Here is more news from Maoulla;
Fighters that have been linked to Al Qaeda took control of the Christian village of Maaloula after fighting with regime forces. Fears have been reignited about western support for the rebel groups, which strongly infiltrated by Islamic extremists.
The rebels, many of who sport beards, shouting the phrase "Allahu Akbar" (God is great), attacked Christian homes and churches shortly after moving into the village, saying that they had "liberated" the residents from government forces.
"They shot and killed people," one Maaloula resident says. "I heard gunshots and then I saw three bodies lying in the middle of a street in the old quarters of the village. Where is President Obama to see what has befallen us?"
"I saw the militants grabbing five villagers and threatening them and saying, "either you convert to Islam, or you will be beheaded,'" another Christian resident said.
Another said one church had been torched while other gunmen stormed into two other churches and robbed them.
Located 25 miles from Damascus, Maaloula is one of the few places in the world where residents still use the ancient language of Aramaic, which was spoken by Jesus and his disciples.
While the village has largely escaped the turmoil of this Middle Eastern country's civil war, Maaloula has become a key strategic battleground in the Syrian civil war because of its proximity to the capital. Formerly held by President Assad's regime, the village was captured in a rebel advance spearheaded by the hard-line Islamist al Nusra Front.
Villagers said they heard several foreign accents among the rebels, with many feared to be Al Qaeda fighters imported into the conflict.
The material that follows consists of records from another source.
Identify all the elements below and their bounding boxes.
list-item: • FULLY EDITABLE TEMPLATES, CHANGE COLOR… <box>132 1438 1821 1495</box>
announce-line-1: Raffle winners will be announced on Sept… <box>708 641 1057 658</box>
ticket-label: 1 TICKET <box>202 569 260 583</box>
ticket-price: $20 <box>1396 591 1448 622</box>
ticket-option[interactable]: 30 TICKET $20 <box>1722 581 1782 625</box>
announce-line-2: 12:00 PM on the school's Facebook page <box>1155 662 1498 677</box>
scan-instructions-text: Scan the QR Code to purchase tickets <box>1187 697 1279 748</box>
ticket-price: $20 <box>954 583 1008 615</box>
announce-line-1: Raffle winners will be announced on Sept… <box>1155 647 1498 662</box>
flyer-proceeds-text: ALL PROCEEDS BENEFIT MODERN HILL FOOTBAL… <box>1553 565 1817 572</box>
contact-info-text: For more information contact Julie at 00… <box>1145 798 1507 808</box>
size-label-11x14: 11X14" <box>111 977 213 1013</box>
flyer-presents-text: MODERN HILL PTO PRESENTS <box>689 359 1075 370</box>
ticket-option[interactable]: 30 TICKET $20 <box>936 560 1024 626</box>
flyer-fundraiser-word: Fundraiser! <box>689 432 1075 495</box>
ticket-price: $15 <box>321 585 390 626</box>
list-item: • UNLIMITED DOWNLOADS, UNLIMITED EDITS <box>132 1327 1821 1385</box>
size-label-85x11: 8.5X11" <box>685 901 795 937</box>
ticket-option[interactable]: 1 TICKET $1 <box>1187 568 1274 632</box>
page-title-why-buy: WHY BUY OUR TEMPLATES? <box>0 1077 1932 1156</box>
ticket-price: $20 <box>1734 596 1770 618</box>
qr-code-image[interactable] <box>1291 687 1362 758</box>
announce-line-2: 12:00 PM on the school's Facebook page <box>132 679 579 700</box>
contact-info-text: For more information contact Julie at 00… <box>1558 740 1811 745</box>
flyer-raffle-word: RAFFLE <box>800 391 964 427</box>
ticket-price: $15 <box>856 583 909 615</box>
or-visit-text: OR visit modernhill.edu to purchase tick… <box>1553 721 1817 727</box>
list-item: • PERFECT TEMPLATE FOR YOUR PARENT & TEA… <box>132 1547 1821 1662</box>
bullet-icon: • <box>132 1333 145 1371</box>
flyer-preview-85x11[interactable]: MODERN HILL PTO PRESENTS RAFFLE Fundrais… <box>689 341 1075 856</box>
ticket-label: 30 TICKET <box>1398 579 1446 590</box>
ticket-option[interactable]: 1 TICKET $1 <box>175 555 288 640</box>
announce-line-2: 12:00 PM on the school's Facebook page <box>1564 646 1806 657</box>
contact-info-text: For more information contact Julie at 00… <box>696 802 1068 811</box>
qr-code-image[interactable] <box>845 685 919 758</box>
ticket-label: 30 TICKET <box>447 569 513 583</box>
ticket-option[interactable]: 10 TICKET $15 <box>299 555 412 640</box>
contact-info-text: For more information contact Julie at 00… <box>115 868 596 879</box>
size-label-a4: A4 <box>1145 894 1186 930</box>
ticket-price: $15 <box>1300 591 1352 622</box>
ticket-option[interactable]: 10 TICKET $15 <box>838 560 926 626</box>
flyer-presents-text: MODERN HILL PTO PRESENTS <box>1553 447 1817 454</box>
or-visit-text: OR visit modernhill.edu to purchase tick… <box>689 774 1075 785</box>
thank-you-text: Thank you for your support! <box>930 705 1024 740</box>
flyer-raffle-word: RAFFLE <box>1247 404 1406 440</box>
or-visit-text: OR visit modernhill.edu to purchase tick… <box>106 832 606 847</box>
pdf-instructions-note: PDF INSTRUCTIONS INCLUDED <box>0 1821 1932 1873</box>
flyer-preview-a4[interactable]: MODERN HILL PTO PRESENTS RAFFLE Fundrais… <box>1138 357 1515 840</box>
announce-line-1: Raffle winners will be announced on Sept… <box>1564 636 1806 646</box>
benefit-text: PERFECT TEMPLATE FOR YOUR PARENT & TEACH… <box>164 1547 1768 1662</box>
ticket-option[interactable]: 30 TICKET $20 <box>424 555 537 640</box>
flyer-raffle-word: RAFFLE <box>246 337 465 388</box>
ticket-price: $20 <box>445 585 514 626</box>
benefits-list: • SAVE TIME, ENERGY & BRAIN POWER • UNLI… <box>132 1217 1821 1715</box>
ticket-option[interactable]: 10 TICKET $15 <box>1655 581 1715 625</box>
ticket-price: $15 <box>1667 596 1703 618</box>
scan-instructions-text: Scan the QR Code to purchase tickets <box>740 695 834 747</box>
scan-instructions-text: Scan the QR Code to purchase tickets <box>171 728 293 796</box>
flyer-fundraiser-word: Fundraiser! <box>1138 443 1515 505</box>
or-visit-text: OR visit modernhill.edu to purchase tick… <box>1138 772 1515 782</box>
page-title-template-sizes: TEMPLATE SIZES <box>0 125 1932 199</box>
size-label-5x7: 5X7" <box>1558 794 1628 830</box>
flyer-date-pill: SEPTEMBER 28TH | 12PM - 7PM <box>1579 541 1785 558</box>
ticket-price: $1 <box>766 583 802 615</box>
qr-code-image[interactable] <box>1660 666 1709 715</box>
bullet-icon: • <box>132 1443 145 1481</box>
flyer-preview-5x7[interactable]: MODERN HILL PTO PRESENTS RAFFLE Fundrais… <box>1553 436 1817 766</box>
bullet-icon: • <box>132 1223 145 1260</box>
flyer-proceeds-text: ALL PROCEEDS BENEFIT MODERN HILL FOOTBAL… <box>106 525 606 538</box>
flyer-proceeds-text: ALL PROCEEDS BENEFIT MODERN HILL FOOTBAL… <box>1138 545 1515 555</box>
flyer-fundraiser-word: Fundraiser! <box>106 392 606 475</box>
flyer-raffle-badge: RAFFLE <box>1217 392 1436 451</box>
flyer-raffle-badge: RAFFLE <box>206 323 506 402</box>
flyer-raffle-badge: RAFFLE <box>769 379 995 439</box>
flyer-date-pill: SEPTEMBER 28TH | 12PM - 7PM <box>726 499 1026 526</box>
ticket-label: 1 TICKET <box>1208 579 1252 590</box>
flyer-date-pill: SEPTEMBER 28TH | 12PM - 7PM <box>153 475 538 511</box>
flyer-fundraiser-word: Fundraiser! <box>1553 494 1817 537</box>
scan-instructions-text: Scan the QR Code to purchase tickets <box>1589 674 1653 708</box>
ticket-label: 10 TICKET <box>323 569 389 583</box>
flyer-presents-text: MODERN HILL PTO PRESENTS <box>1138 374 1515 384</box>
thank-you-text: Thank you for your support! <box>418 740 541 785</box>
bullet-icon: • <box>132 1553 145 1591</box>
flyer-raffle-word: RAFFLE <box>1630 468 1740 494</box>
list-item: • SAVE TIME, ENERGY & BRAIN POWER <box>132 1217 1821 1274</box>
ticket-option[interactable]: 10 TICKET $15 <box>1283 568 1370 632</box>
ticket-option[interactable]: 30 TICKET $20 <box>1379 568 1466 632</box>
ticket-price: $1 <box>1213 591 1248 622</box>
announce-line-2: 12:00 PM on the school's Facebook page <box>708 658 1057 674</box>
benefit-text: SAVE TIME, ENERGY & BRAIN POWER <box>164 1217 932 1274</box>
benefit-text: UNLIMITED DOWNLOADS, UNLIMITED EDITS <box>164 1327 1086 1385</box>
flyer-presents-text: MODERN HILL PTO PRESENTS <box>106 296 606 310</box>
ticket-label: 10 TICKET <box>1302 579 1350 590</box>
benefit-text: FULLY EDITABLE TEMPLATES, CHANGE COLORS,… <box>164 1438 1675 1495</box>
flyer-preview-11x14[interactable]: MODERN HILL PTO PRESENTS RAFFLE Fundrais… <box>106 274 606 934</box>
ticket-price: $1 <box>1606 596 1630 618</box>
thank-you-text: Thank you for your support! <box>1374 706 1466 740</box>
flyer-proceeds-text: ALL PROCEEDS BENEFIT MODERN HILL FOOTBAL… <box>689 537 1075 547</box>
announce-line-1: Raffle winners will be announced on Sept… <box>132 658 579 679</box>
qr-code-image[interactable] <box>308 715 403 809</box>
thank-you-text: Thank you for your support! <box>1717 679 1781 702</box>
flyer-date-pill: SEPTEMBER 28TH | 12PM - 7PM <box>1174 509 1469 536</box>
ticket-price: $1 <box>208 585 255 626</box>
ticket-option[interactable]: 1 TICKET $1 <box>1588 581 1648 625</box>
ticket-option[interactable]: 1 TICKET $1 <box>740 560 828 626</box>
A villager said he heard lots of Tunisian, Libyan, Moroccan and Chechen dialects.
In a video posted online, a rebel commander shouted at the camera: "We cleansed Maaloula from all the Assad dogs and all his thugs." In the meantime, Syria's state news agency claimed the rebels had withdrawn and the regime had regained the village, saying: "The army inflicted heavy losses in the ranks of the terrorists."http://catholic.org/international/international_story.php?id=52332
It is very easy to talk tough when everything is going well, but when the times are tough it becomes another thing. Let us pray for them to be faithful in the hour of their trial.